Lastly, as a byproduct of using a data structure like this, you can get a unique ID per key, which is the index that it appears in the data array. This can be super helpful if you have something like a list of filenames, where you would rather work with integers instead of specific file names, since integers are quicker and easier to compare, copy around, etc.

You could even make this data structure support lookups by either key or by unique id. This way, you could do a by key lookup the first time you needed to find something, and then could store off the ID to get it by ID from then on for a faster lookup. Heck, you could even do all your lookups “offline” (at tool time, not when the app is running) and for instance convert all file references in data files to be the each file’s unique ID instead. Then, you could toss out the keys of your data structure, only storing an array of data, and using the unique file ID to look into that table whenever you wanted to read or write meta data associated with that file. That would make lookups faster, and also decrease the memory requirements of memory resident data files.

It’s pretty cool stuff, and a pretty useful algorithm.

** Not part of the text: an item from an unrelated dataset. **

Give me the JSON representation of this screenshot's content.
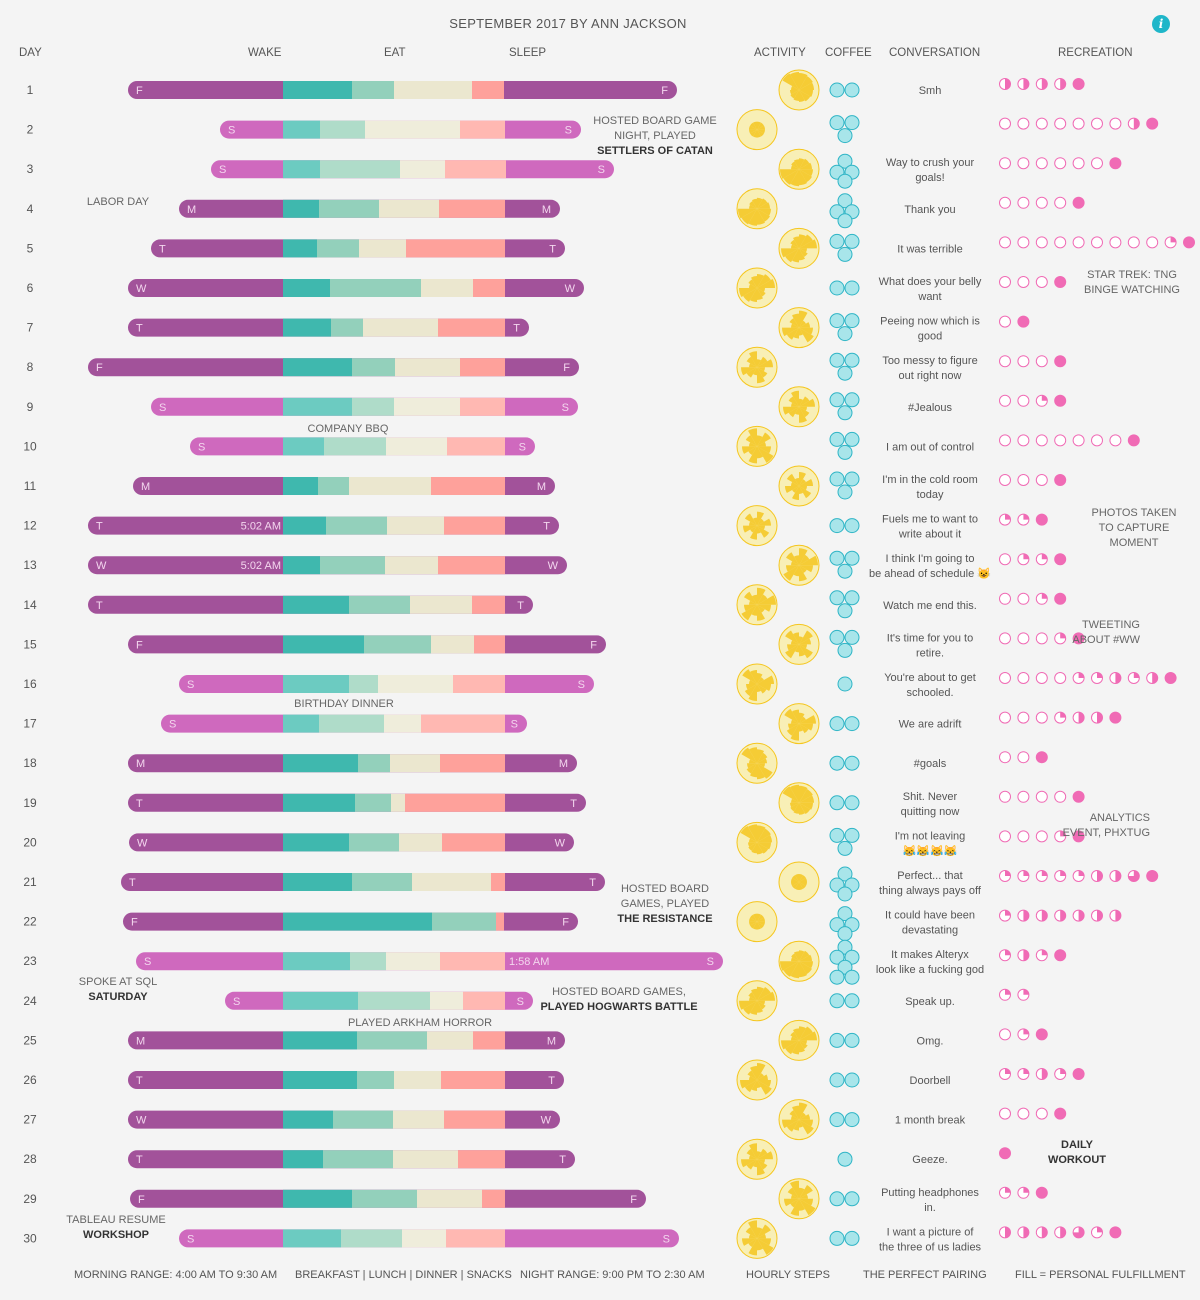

Hopefully you find it useful as well (:

Update – 12/22/15

Interestingly, this post has had something like 15,000 readers since it was posted. That is by far the most read post on this blog 😛

Anyways, I wanted to add some more info I’ve found recently.

Here are three tools for doing minimal perfect hashing that are very likely to give you better results than the algorithm I describe above:

Here’s a conversation talking about gperf and the alternative applications, and pros and cons for each:
Stack Overflow: Making a perfect hash (all consecutive buckets full), gperf or alternatives?

Here’s a research paper on gperf by Doug Schmidt: GPERF – A Perfect Hash Function Generator

I had a thought that maybe there was some play here by using “logical synthesis” to come up with some algorithm to map the inputs (the keys of the hash table) to the outputs (collision free output indices).

I started looking into Karnaugh maps and then the Quine–McCluskey algorithm, and then espresso and espresso-exact (mincov). Where the first two things are decent at solving multi bit input to single bit output, the second two things are decent at solving multi bit input to multi bit output, allowing operations to be shared among bits.

While I haven’t found anyone using those specific algorithms to solve the problem, people have, and definitely are still, trying to also look into the ability to generate code without lookups. From what I’ve read so far, it sounds like finding such a function takes a lot longer to find and also that it runs more slowly in practice than a less perfect solution which has lookups.

Either way, this is still an active area of research, and plenty of folks are working on it so I’m going to leave it to them.

I also sort of have the feeling that if you are in need of minimal perfect hashing, you may be “doing it wrong”. For instance, if you are at all able to, you probably are likely to be better off having a pre-agreed on set of unique IDs per “thing” you want to look up. These unique IDs can be used directly as array indices for the magical always O(1) lookup that minimal perfect hashing is going for, and is actually a quicker lookup in practice since you don’t need to jump through special hoops to calculate the array index.

The only exceptions I can think of are:

  1. Real world requirements and not being able to reach the ideal situation – this is the boat I’m in right now. Ideally, systems would be asking about things by an integer ID, but I can’t get there in a single step, so the perfect hashing is a temporary bridge til I can get there.
  2. Even with IDs, sparse arrays are still problematic. You may have an ID per file that could be asked about, but say that you have 1,000,000 files, but you want to make an array of data for only 10,000 of them. How do you take the unique ID of a file and do a lookup into that smaller table? Minimal perfect hashing seems to be useful in this situation, but there may be other decent or comparable alternatives if you are already using integer IDs.